After he filed this petition, the birth father retained counsel and filed a brief in which he claimed that he was coerced into disclaiming his rights to the child by the birth mother under the threat that she would tell his Catholic family. He claimed he had extreme reading comprehension difficulties despite being a student at the University of Michigan, where he attends under an athletic scholarship. He claimed the SCAO form he signed was blank when he signed it. Finally, he claimed he believed it would be an “open adoption” in which hw would be able to see the child. The birth father argued that the above factors rendered the child custody statement invalid. The trial court denied the petition for rehearing, concluding that the birth father had merely expressed a change of heart.
Under MCR 3.806(B), the trial court was only authorized to grant a rehearing upon good cause. The Court of Appeals affirmed the trial court’s finding that the birth father had waived his right to notice of the proceedings by executing the Notice to Father and Custody Statement. Thus, the fact that the birth father was not given notice of the hearing was not good cause.
The Court also held that the trial court did not abuse its discretion in concluding that Vincent had a change of heart and this was the real reason for requesting a rehearing. A change of heart is not a sufficient grounds to warrant a rehearing.
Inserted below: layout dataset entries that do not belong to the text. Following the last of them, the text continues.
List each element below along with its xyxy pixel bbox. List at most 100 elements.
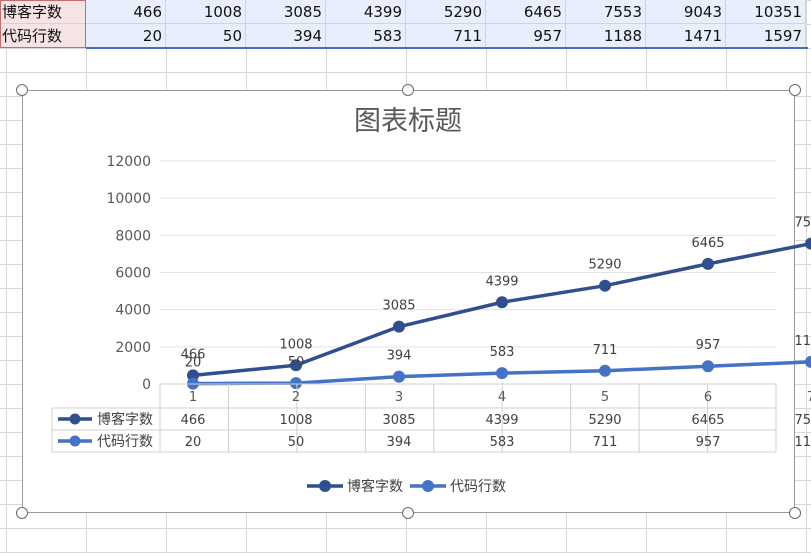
row-header-cell[interactable]: 博客字数 <box>0 0 86 24</box>
selection-range-border <box>86 47 808 49</box>
table-value: 4399 <box>485 413 518 428</box>
value-cell[interactable]: 466 <box>85 0 166 24</box>
value-cell[interactable]: 394 <box>245 23 326 48</box>
value-cell[interactable]: 50 <box>165 23 246 48</box>
row-header-cell[interactable]: 代码行数 <box>0 23 86 48</box>
table-legend-marker <box>69 413 81 425</box>
x-category-label: 7 <box>807 390 811 405</box>
data-label: 4399 <box>485 274 518 289</box>
value-cell[interactable]: 5290 <box>405 0 486 24</box>
table-value: 7553 <box>794 413 811 428</box>
chart-data-table: 123456789博客字数466100830854399529064657553… <box>51 383 811 453</box>
x-category-label: 2 <box>292 390 300 405</box>
value-cell[interactable]: 1597 <box>725 23 806 48</box>
table-value: 6465 <box>691 413 724 428</box>
value-cell[interactable]: 1188 <box>565 23 646 48</box>
y-tick-label: 2000 <box>115 340 151 356</box>
value-cell[interactable]: 711 <box>405 23 486 48</box>
data-cells-table[interactable]: 博客字数 466 1008 3085 4399 5290 6465 7553 9043 10351… <box>0 0 806 48</box>
data-point[interactable] <box>702 360 714 373</box>
x-category-label: 6 <box>704 390 712 405</box>
table-value: 5290 <box>588 413 621 428</box>
data-label: 7553 <box>794 216 811 231</box>
legend-entry[interactable]: 代码行数 <box>450 479 506 495</box>
data-point[interactable] <box>599 364 611 377</box>
y-tick-label: 8000 <box>115 228 151 244</box>
value-cell[interactable]: 20 <box>85 23 166 48</box>
data-point[interactable] <box>290 359 302 372</box>
series-lines <box>187 237 811 390</box>
value-cell[interactable]: 10351 <box>725 0 806 24</box>
gridlines <box>160 160 776 385</box>
data-point[interactable] <box>393 320 405 333</box>
value-cell[interactable]: 9043 <box>645 0 726 24</box>
value-cell[interactable]: 1008 <box>165 0 246 24</box>
y-tick-label: 10000 <box>106 191 151 207</box>
y-tick-label: 6000 <box>115 266 151 282</box>
data-label: 3085 <box>382 299 415 314</box>
table-value: 583 <box>490 435 515 450</box>
data-label: 1188 <box>794 334 811 349</box>
y-tick-label: 12000 <box>106 154 151 170</box>
data-label: 1008 <box>279 337 312 352</box>
legend-marker[interactable] <box>319 480 331 492</box>
table-value: 50 <box>288 435 305 450</box>
data-label: 466 <box>181 347 206 362</box>
data-label: 20 <box>185 356 202 371</box>
data-label: 394 <box>387 349 412 364</box>
resize-handle-top[interactable] <box>402 84 414 96</box>
data-point[interactable] <box>702 257 714 270</box>
data-point[interactable] <box>496 367 508 380</box>
table-value: 711 <box>593 435 618 450</box>
legend-marker[interactable] <box>422 480 434 492</box>
resize-handle-bottom[interactable] <box>402 507 414 519</box>
value-cell[interactable]: 1471 <box>645 23 726 48</box>
table-series-name: 代码行数 <box>97 434 153 450</box>
data-point[interactable] <box>599 279 611 292</box>
table-series-name: 博客字数 <box>97 411 153 428</box>
chart-legend[interactable]: 博客字数 代码行数 <box>307 478 506 495</box>
data-label: 711 <box>593 343 618 358</box>
y-tick-label: 4000 <box>115 303 151 319</box>
x-category-label: 4 <box>498 390 506 405</box>
y-tick-label: 0 <box>142 377 151 393</box>
data-point[interactable] <box>805 355 811 368</box>
legend-entry[interactable]: 博客字数 <box>347 478 403 495</box>
table-value: 1008 <box>279 413 312 428</box>
data-label: 5290 <box>588 258 621 273</box>
data-point[interactable] <box>805 237 811 250</box>
table-legend-marker <box>69 435 81 447</box>
x-category-label: 5 <box>601 390 609 405</box>
resize-handle-top-right[interactable] <box>789 84 801 96</box>
data-point[interactable] <box>290 377 302 390</box>
data-point[interactable] <box>496 296 508 309</box>
table-value: 957 <box>696 435 721 450</box>
table-value: 3085 <box>382 413 415 428</box>
data-point[interactable] <box>393 370 405 383</box>
data-label: 6465 <box>691 236 724 251</box>
value-cell[interactable]: 4399 <box>325 0 406 24</box>
value-cell[interactable]: 3085 <box>245 0 326 24</box>
resize-handle-bottom-left[interactable] <box>16 507 28 519</box>
sheet-row[interactable]: 代码行数 20 50 394 583 711 957 1188 1471 1597 <box>0 23 806 48</box>
resize-handle-bottom-right[interactable] <box>789 507 801 519</box>
table-value: 394 <box>387 435 412 450</box>
data-point[interactable] <box>187 369 199 382</box>
data-label: 957 <box>696 338 721 353</box>
sheet-row[interactable]: 博客字数 466 1008 3085 4399 5290 6465 7553 9043 10351 <box>0 0 806 24</box>
table-value: 466 <box>181 413 206 428</box>
table-value: 1188 <box>794 435 811 450</box>
x-category-label: 1 <box>189 390 197 405</box>
data-label: 50 <box>288 355 305 370</box>
resize-handle-top-left[interactable] <box>16 84 28 96</box>
data-label: 583 <box>490 345 515 360</box>
value-cell[interactable]: 7553 <box>565 0 646 24</box>
value-cell[interactable]: 583 <box>325 23 406 48</box>
data-labels: 4661008308543995290646575539043103512050… <box>181 216 811 371</box>
chart-title[interactable]: 图表标题 <box>354 106 462 137</box>
value-cell[interactable]: 6465 <box>485 0 566 24</box>
y-axis-ticks: 0 2000 4000 6000 8000 10000 12000 <box>106 154 151 393</box>
table-value: 20 <box>185 435 202 450</box>
value-cell[interactable]: 957 <box>485 23 566 48</box>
In re Koroly, 145 Mich App 79, 87; 377 NW2d 346 (1985).
Finally, the birth father made an equal protection argument because he was treated differently than the birth mother. The Court points out that this argument was previously rejected in In re RFF, 242 Mich App 188, 210; 617 NW2d 745 (2000):
In short, mothers and fathers of children born out of wedlock are not similarly situated. There are several differences between mother and fathers of out of wedlock children, including the identity of the mother of the child born out of wedlock is rarely in question and that “only a father can by voluntary unilateral action make an illegitimate child legitimate.” Moreover, the mother of a child born out of wedlock has made the decision to give birth to the child rather than have an abortion and, as a result of that decision, has carried the child in her womb for nine months. Accordingly, the gender-based classification created by [section] 39 is substantially related to the achievement of the Adoption Code’s legitimate objective. Appellant’s equal protection claim is without merit. [Citations omitted.]
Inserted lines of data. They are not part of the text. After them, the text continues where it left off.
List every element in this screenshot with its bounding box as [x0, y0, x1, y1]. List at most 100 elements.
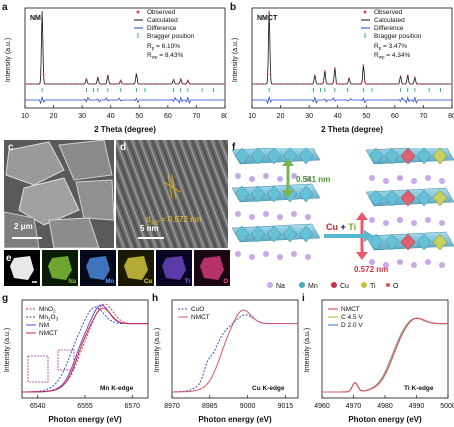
xtick-label: 50 [362, 113, 370, 120]
lattice-fringe [116, 148, 153, 248]
observed-point [314, 74, 316, 77]
panel-g-xanes-chart: Intensity (a.u.) Photon energy (eV) 6540… [4, 299, 149, 424]
panel-d-dspacing: d002 = 0.572 nm [146, 215, 202, 227]
na-ion [277, 176, 283, 182]
panel-b-legend: Observed Calculated Difference Bragger p… [361, 9, 422, 60]
na-ion [439, 220, 445, 226]
panel-a-xrd-chart: Intensity (a.u.) 2 Theta (degree) 10 20 30… [5, 7, 227, 134]
legend-difference: Difference [147, 25, 177, 32]
panel-b-pattern [251, 11, 453, 105]
observed-point [405, 82, 408, 84]
observed-point [64, 83, 66, 85]
observed-point [187, 79, 189, 82]
sem-particles [4, 140, 114, 248]
svg-text:Ti: Ti [370, 283, 376, 290]
panel-b-xlabel: 2 Theta (degree) [321, 125, 383, 134]
observed-point [334, 67, 336, 70]
xtick-label: 6540 [30, 403, 46, 410]
observed-point [115, 83, 118, 85]
observed-point [324, 70, 326, 72]
na-ion [425, 217, 431, 223]
panel-a-xlabel: 2 Theta (degree) [94, 125, 156, 134]
panel-a-ylabel: Intensity (a.u.) [5, 38, 12, 82]
observed-point [195, 83, 198, 85]
observed-point [291, 83, 293, 85]
legend-observed-marker [363, 10, 367, 14]
na-ion [249, 254, 255, 260]
observed-point [394, 83, 396, 85]
xtick-label: 60 [391, 113, 399, 120]
lattice-fringe [191, 140, 228, 240]
panel-a-sample-tag: NM [30, 15, 41, 22]
observed-point [342, 83, 345, 85]
observed-point [132, 83, 135, 85]
xtick-label: 6555 [77, 403, 93, 410]
f-legend: Na Mn Cu Ti O [267, 282, 399, 290]
panel-h-ylabel: Intensity (a.u.) [154, 328, 161, 372]
lattice-fringe [167, 140, 209, 248]
observed-point [172, 78, 175, 81]
xtick-label: 80 [221, 113, 227, 120]
lattice-fringe [123, 140, 165, 248]
observed-point [406, 74, 409, 77]
observed-point [266, 73, 269, 76]
observed-point [58, 83, 61, 85]
observed-point [119, 79, 122, 82]
legend-cuo: CuO [191, 306, 204, 313]
f-top-spacing: 0.541 nm [296, 175, 330, 184]
legend-bragg: Bragger position [147, 33, 195, 40]
observed-point [451, 83, 453, 85]
observed-point [422, 83, 425, 85]
xtick-label: 60 [164, 113, 172, 120]
legend-observed-marker [136, 10, 140, 14]
svg-text:Mn: Mn [308, 283, 318, 290]
xtick-label: 9015 [278, 403, 294, 410]
xtick-label: 8970 [164, 403, 180, 410]
observed-point [388, 83, 390, 85]
panel-g-legend: MnO2 Mn2O3 NM NMCT [26, 306, 59, 337]
xanes-curve [322, 317, 448, 393]
observed-point [35, 83, 38, 85]
xanes-curve [322, 317, 448, 393]
lattice-fringe [116, 180, 141, 248]
observed-point [121, 82, 123, 85]
na-ion [383, 262, 389, 268]
observed-point [365, 83, 368, 85]
observed-point [414, 76, 416, 79]
f-bottom-spacing: 0.572 nm [354, 265, 388, 274]
legend-mn2o3: Mn2O3 [39, 314, 59, 322]
mno6-layer [231, 183, 321, 203]
observed-point [371, 83, 373, 85]
observed-point [224, 83, 226, 85]
na-ion [411, 262, 417, 268]
observed-point [382, 83, 385, 85]
observed-point [138, 83, 141, 85]
panel-g-edge-label: Mn K-edge [100, 385, 134, 392]
panel-i-legend: NMCT C 4.5 V D 2.0 V [328, 306, 363, 329]
lattice-fringe [175, 140, 217, 248]
xtick-label: 9000 [240, 403, 256, 410]
na-ion [277, 214, 283, 220]
eds-na-map: Na [42, 250, 78, 286]
observed-point [81, 83, 83, 85]
panel-c-scalebar-label: 2 μm [14, 222, 33, 231]
panel-f-structure-schematic: 0.541 nm 0.572 nm Cu + Ti Na Mn Cu Ti O [231, 148, 454, 290]
na-ion [397, 175, 403, 181]
xtick-label: 30 [78, 113, 86, 120]
na-ion [263, 211, 269, 217]
xanes-curve [22, 307, 148, 393]
panel-h-letter: h [152, 293, 159, 304]
svg-text:Na: Na [276, 283, 285, 290]
panel-b-sample-tag: NMCT [257, 15, 278, 22]
panel-b-rwp: Rwp = 4.34% [374, 52, 411, 60]
lattice-fringe [139, 140, 181, 248]
observed-point [362, 64, 365, 67]
xtick-label: 10 [248, 113, 256, 120]
xtick-label: 80 [448, 113, 454, 120]
na-ion [305, 176, 311, 182]
svg-text:O: O [393, 283, 399, 290]
panel-f-letter: f [232, 142, 236, 153]
xtick-label: 4980 [377, 403, 393, 410]
lattice-fringe [119, 140, 161, 248]
f-dopants: Cu + Ti [326, 222, 356, 232]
The Court of Appeals concluded with a nice summary of the case:
In sum, the record here demonstrates that [the birth father] and his family ultimately concluded that he should father the child. We have no reason to doubt that, as he claimed in his petition for rehearing, [the birth father] would be a good father. Nonetheless, while we sympathize with his situation, we cannot overlook the concerns and interests of the birth mother, the adoptive parents and, of course, the child. The statutory scheme that we apply here was established to fairly accommodate the interests of all involved interested parties, in a process that is orderly and predictable. That process cannot be undermined simply because, as the trial court correctly determined was the case here, one of the parents has a change of heart regarding a decision to terminate parental rights.
It was fairly obvious to the Court of Appeals, and it should be obvious to anyone reading this opinion, that the birth father told his Catholic parents about this child and the adoption and they freaked out. He filed a petition and was honest in that pleading. It was not until an attorney was retained that his story changed and he was somehow duped into signing the custody statement. A word to any lay persons out there, hire the attorney before you file anything, sign anything or say anything in open court. The attorney was left with a poor case because the client’s statements were all the courts needed to hear.